Johnson combines distinct moments into a unifying whole with a largely agreeable rhythm. From a boxing gym in Brooklyn, she cuts to a birthing center in Nigeria and a detainment center for Al Qaida members in Afghanistan. During the latter sequence, Johnson only reveals the context after the fact, showing the power of images to transcend story. Rather than recounting the highlights of these documentaries, Johnson refashions them into a unique filmic essay on ways of being a proactive viewer.

Yet “Cameraperson” is also about the nature of the filmmaking process. In an outtake from “Fahrenheit 9/11,” Michael Moore talks with a soldier planing on deflecting from his duties as he grows disgruntled with the war in Iraq. As the scene drags on, it begins to feel less like a DVD bonus feature than a pure expression of grief. Despite Moore’s political intentions, the camera here becomes an apolitical entity more in tune with emotions than ideology.

So it goes in numerous sequences, some more engaging than others. Recurring scenes of a district attorney in Jasper, Texas discussing the grisly details of a murder tend to drag. But footage from “Happy Valley” of Penn State’s first football game after its sex abuse scandal personalizes the story even more than the original movie. The scattershot approach doesn’t always lead to illuminating results, but just as often it hits on poignant and surprising moments, including a brilliant section in which a newly born baby struggles to survive. As the scene continues, the suspense builds to such an extraordinary degree that when Johnson and her collaborator finally breathe a sigh of relief, it lands like a punchline.
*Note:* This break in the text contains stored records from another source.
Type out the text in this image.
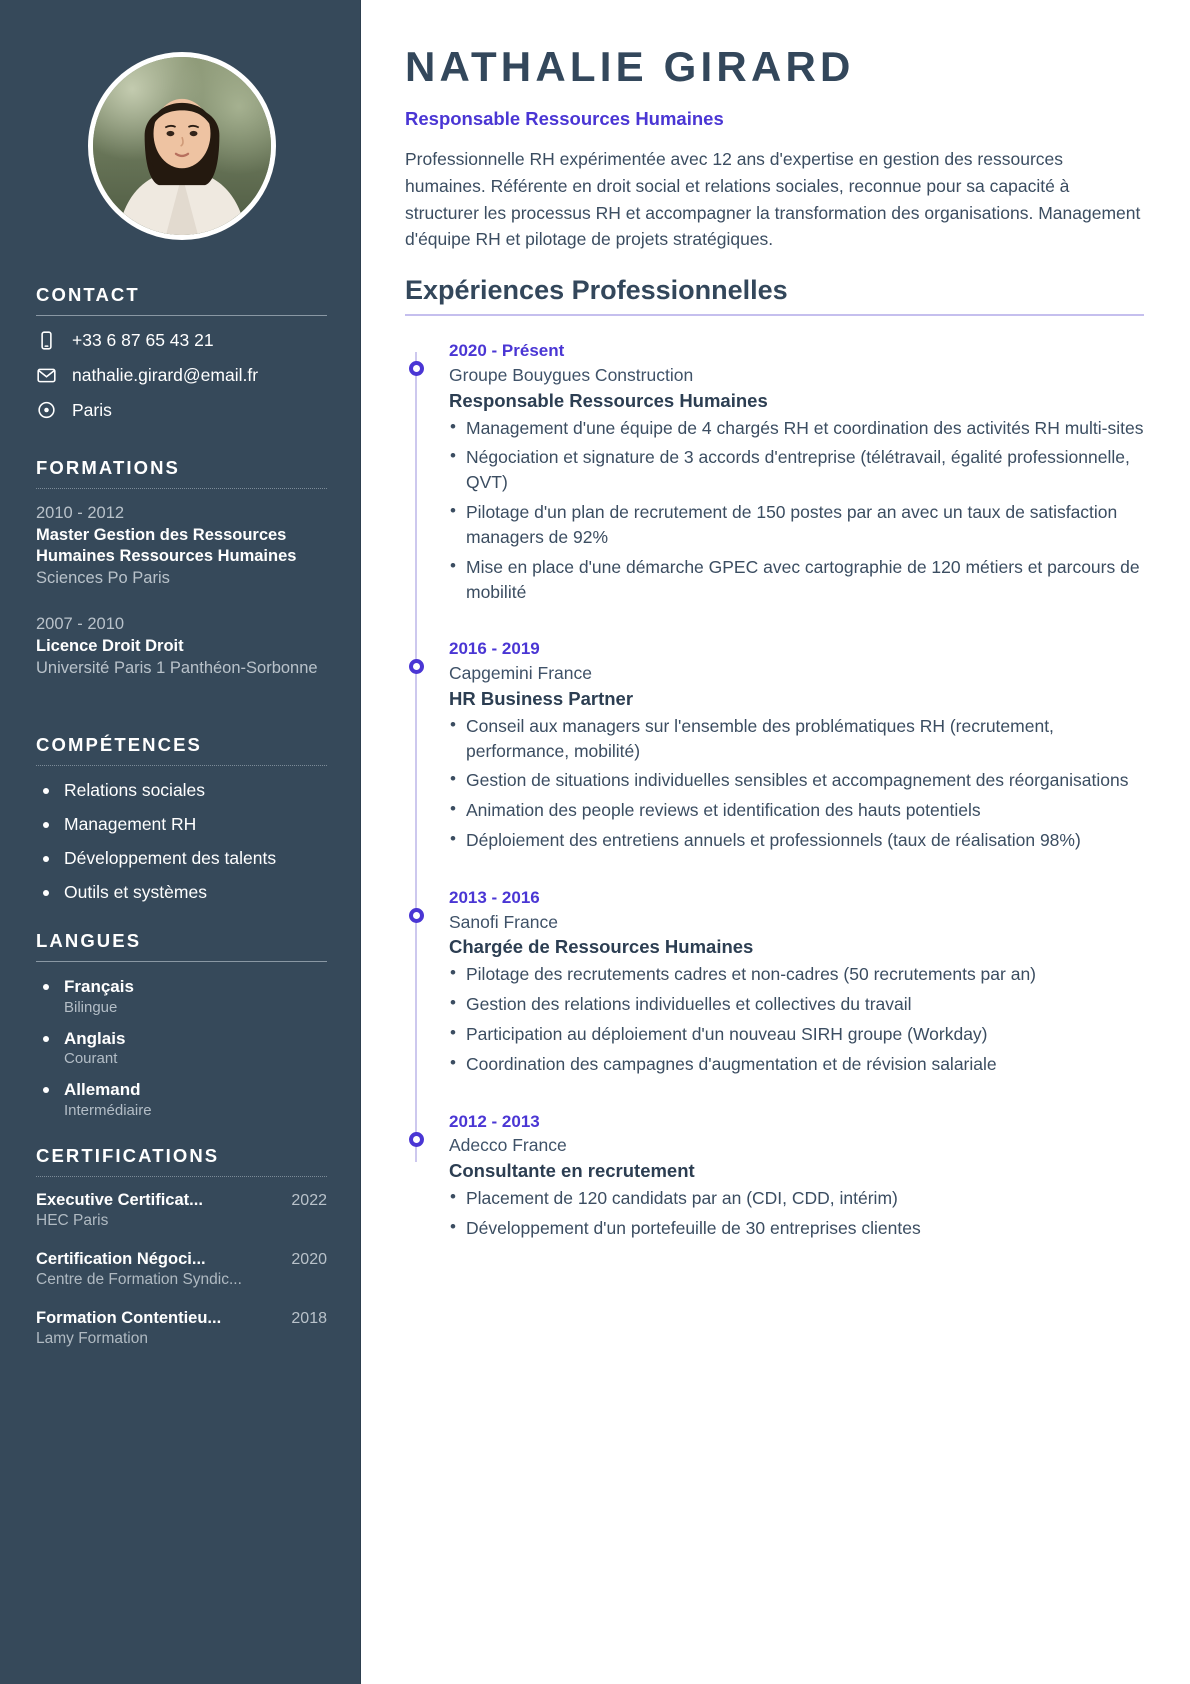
CONTACT
+33 6 87 65 43 21
nathalie.girard@email.fr
Paris
FORMATIONS
2010 - 2012
Master Gestion des Ressources Humaines Ressources Humaines
Sciences Po Paris
2007 - 2010
Licence Droit Droit
Université Paris 1 Panthéon-Sorbonne
COMPÉTENCES
Relations sociales
Management RH
Développement des talents
Outils et systèmes
LANGUES
Français
Bilingue
Anglais
Courant
Allemand
Intermédiaire
CERTIFICATIONS
Executive Certificat...	2022
HEC Paris
Certification Négoci...	2020
Centre de Formation Syndic...
Formation Contentieu...	2018
Lamy Formation
NATHALIE GIRARD
Responsable Ressources Humaines

Professionnelle RH expérimentée avec 12 ans d'expertise en gestion des ressources humaines. Référente en droit social et relations sociales, reconnue pour sa capacité à structurer les processus RH et accompagner la transformation des organisations. Management d'équipe RH et pilotage de projets stratégiques.

Expériences Professionnelles
2020 - Présent
Groupe Bouygues Construction
Responsable Ressources Humaines
• Management d'une équipe de 4 chargés RH et coordination des activités RH multi-sites
• Négociation et signature de 3 accords d'entreprise (télétravail, égalité professionnelle, QVT)
• Pilotage d'un plan de recrutement de 150 postes par an avec un taux de satisfaction managers de 92%
• Mise en place d'une démarche GPEC avec cartographie de 120 métiers et parcours de mobilité
2016 - 2019
Capgemini France
HR Business Partner
• Conseil aux managers sur l'ensemble des problématiques RH (recrutement, performance, mobilité)
• Gestion de situations individuelles sensibles et accompagnement des réorganisations
• Animation des people reviews et identification des hauts potentiels
• Déploiement des entretiens annuels et professionnels (taux de réalisation 98%)
2013 - 2016
Sanofi France
Chargée de Ressources Humaines
• Pilotage des recrutements cadres et non-cadres (50 recrutements par an)
• Gestion des relations individuelles et collectives du travail
• Participation au déploiement d'un nouveau SIRH groupe (Workday)
• Coordination des campagnes d'augmentation et de révision salariale
2012 - 2013
Adecco France
Consultante en recrutement
• Placement de 120 candidats par an (CDI, CDD, intérim)
• Développement d'un portefeuille de 30 entreprises clientes
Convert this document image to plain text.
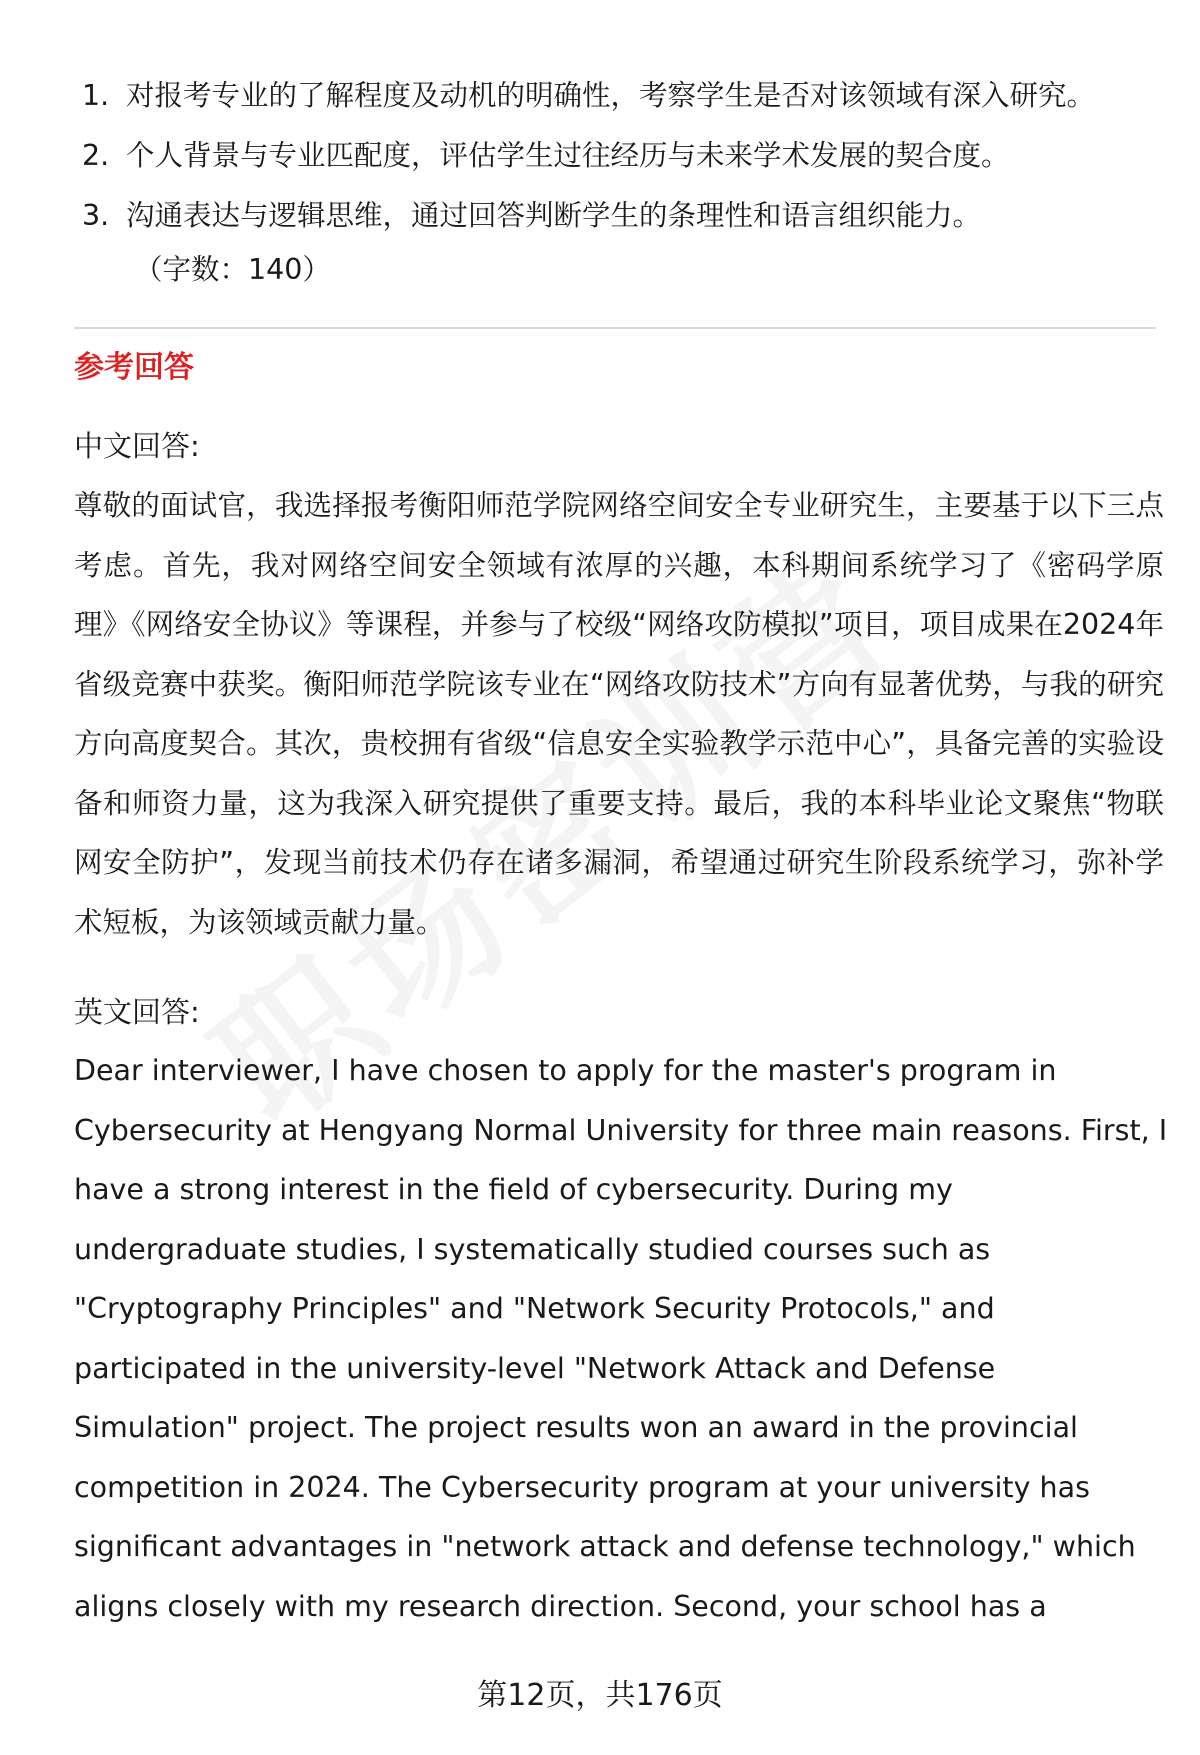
1. 对报考专业的了解程度及动机的明确性，考察学生是否对该领域有深入研究。
2. 个人背景与专业匹配度，评估学生过往经历与未来学术发展的契合度。
3. 沟通表达与逻辑思维，通过回答判断学生的条理性和语言组织能力。
（字数：140）
参考回答
中文回答:
尊敬的面试官，我选择报考衡阳师范学院网络空间安全专业研究生，主要基于以下三点考虑。首先，我对网络空间安全领域有浓厚的兴趣，本科期间系统学习了《密码学原理》《网络安全协议》等课程，并参与了校级“网络攻防模拟”项目，项目成果在2024年省级竞赛中获奖。衡阳师范学院该专业在“网络攻防技术”方向有显著优势，与我的研究方向高度契合。其次，贵校拥有省级“信息安全实验教学示范中心”，具备完善的实验设备和师资力量，这为我深入研究提供了重要支持。最后，我的本科毕业论文聚焦“物联网安全防护”，发现当前技术仍存在诸多漏洞，希望通过研究生阶段系统学习，弥补学术短板，为该领域贡献力量。
英文回答:
Dear interviewer, I have chosen to apply for the master's program in
Cybersecurity at Hengyang Normal University for three main reasons. First, I
have a strong interest in the field of cybersecurity. During my
undergraduate studies, I systematically studied courses such as
"Cryptography Principles" and "Network Security Protocols," and
participated in the university-level "Network Attack and Defense
Simulation" project. The project results won an award in the provincial
competition in 2024. The Cybersecurity program at your university has
significant advantages in "network attack and defense technology," which
aligns closely with my research direction. Second, your school has a
第12页，共176页
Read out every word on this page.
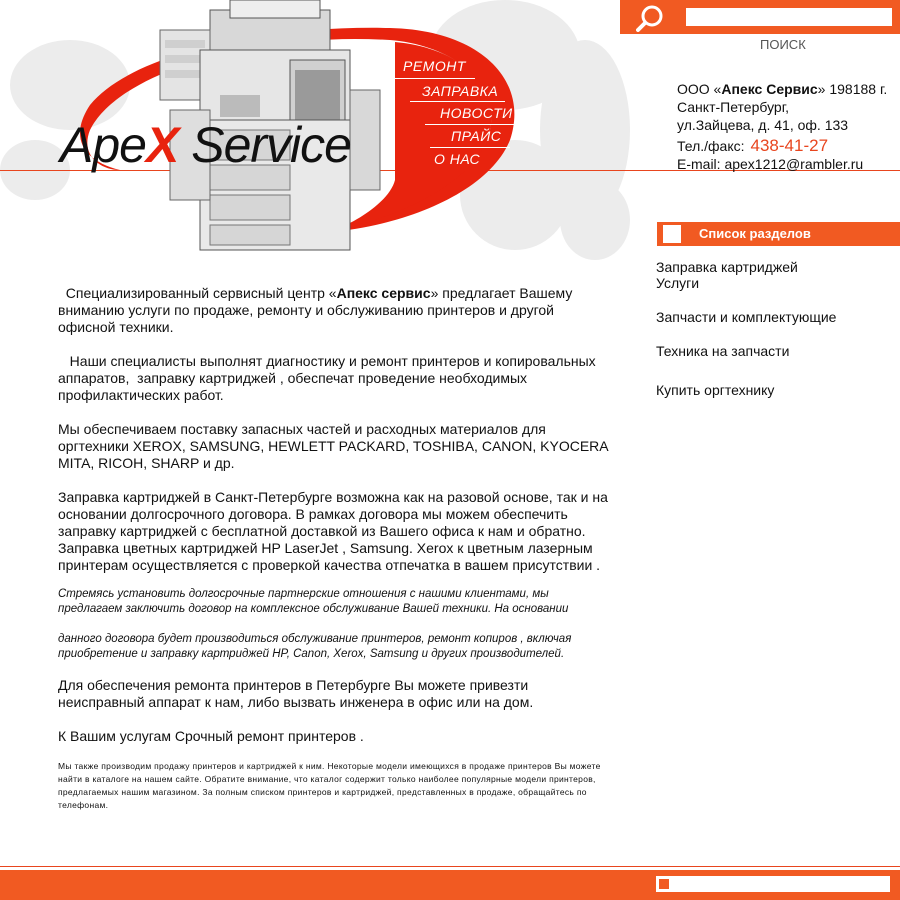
ПОИСК
ApeX Service
РЕМОНТ
ЗАПРАВКА
НОВОСТИ
ПРАЙС
О НАС
ООО «Апекс Сервис» 198188 г.
Санкт-Петербург,
ул.Зайцева, д. 41, оф. 133
Тел./факс: 438-41-27
E-mail: apex1212@rambler.ru
Список разделов
Заправка картриджей
Услуги
Запчасти и комплектующие
Техника на запчасти
Купить оргтехнику

Специализированный сервисный центр «Апекс сервис» предлагает Вашему вниманию услуги по продаже, ремонту и обслуживанию принтеров и другой офисной техники.

Наши специалисты выполнят диагностику и ремонт принтеров и копировальных аппаратов,  заправку картриджей , обеспечат проведение необходимых профилактических работ.

Мы обеспечиваем поставку запасных частей и расходных материалов для оргтехники XEROX, SAMSUNG, HEWLETT PACKARD, TOSHIBA, CANON, KYOCERA MITA, RICOH, SHARP и др.

Заправка картриджей в Санкт-Петербурге возможна как на разовой основе, так и на основании долгосрочного договора. В рамках договора мы можем обеспечить заправку картриджей с бесплатной доставкой из Вашего офиса к нам и обратно. Заправка цветных картриджей HP LaserJet , Samsung. Xerox к цветным лазерным принтерам осуществляется с проверкой качества отпечатка в вашем присутствии .

Стремясь установить долгосрочные партнерские отношения с нашими клиентами, мы предлагаем заключить договор на комплексное обслуживание Вашей техники. На основании

данного договора будет производиться обслуживание принтеров, ремонт копиров , включая приобретение и заправку картриджей HP, Canon, Xerox, Samsung и других производителей.

Для обеспечения ремонта принтеров в Петербурге Вы можете привезти неисправный аппарат к нам, либо вызвать инженера в офис или на дом.

К Вашим услугам Срочный ремонт принтеров .

Мы также производим продажу принтеров и картриджей к ним. Некоторые модели имеющихся в продаже принтеров Вы можете найти в каталоге на нашем сайте. Обратите внимание, что каталог содержит только наиболее популярные модели принтеров, предлагаемых нашим магазином. За полным списком принтеров и картриджей, представленных в продаже, обращайтесь по телефонам.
Nothing in “Cameraperson” develops an intimate quality better than a handful of new footage, particularly scenes of her late mother suffering from Alzheimer’s. As the movie flips through scene after scene like a book of living memories, Johnson’s mother is a testament to their ephemeral quality, and one more compelling reminder to look closer. Though much of the material in “Cameraperson” is old, Johnson has undeniably created something new.

Grade: A-

“Cameraperson” premiered this week at the Sundance Film Festival. It is currently seeking U.S. distribution.